The regulator identified deficiencies in nearly three quarters of politically exposed and high-risk consumer files reviewed.
The files failed to gather sufficient information to establish the source of wealth and source of funds for the consumers, identity or assess adverse intelligence about prospective and existing high risk properly, and to keep consumer information up to date.
The bank also failed to scrutinise transactions made through the accounts appropriately, the FSA said.
Tracey McDermott, FSA acting director of enforcement and financial crime, said: ‘Coutts’ failings were significant, widespread and unacceptable. Its conduct fell well below the standards we expect and the size of the financial penalty demonstrates how seriously we view its failures.

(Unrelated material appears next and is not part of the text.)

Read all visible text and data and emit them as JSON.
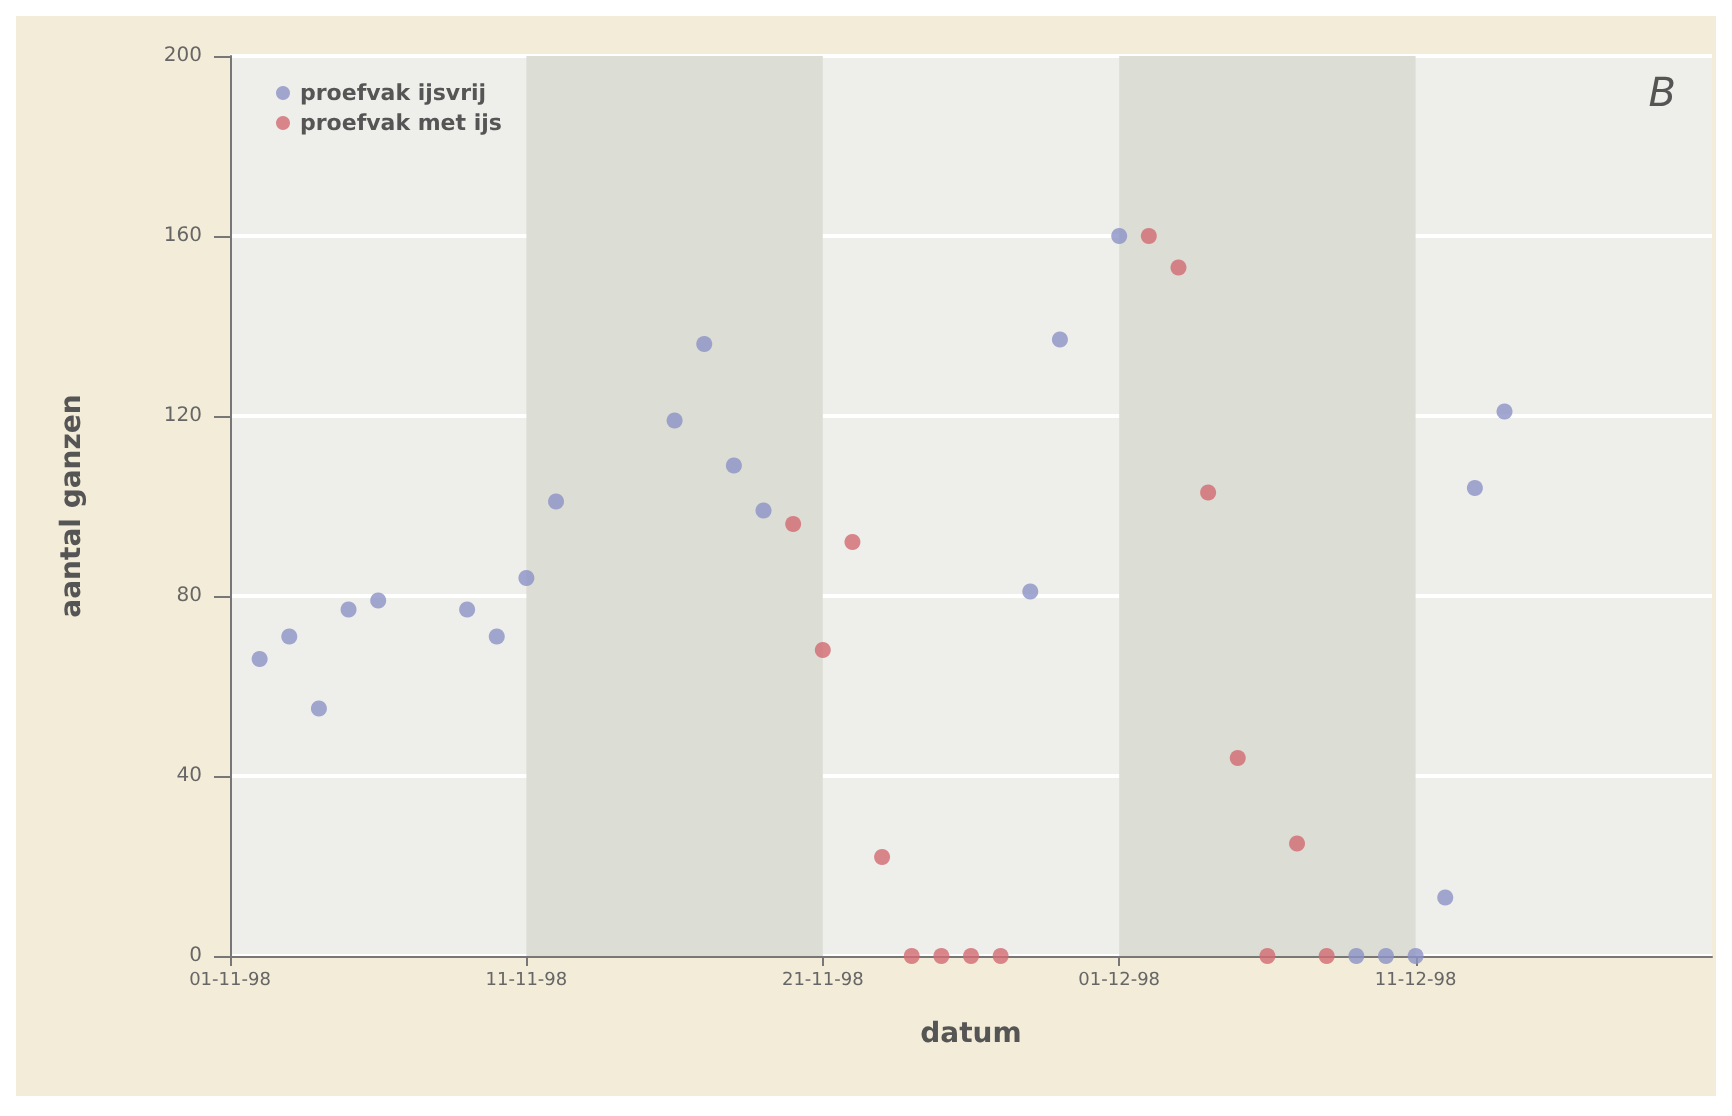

'This penalty should serve as a warning to other firms that, not only should they ensure they constantly review and adapt their controls to changing financial crime risks within their businesses, but that they must also make changes to reflect changing regulatory or other legal standards.'
The regulator would have imposed a fine of £12.5 million, but Coutts agreed to settle at an early stage.
As a result of the review, Coutts has implemented a number of improvements and recommendation including remedial amendments to customer files.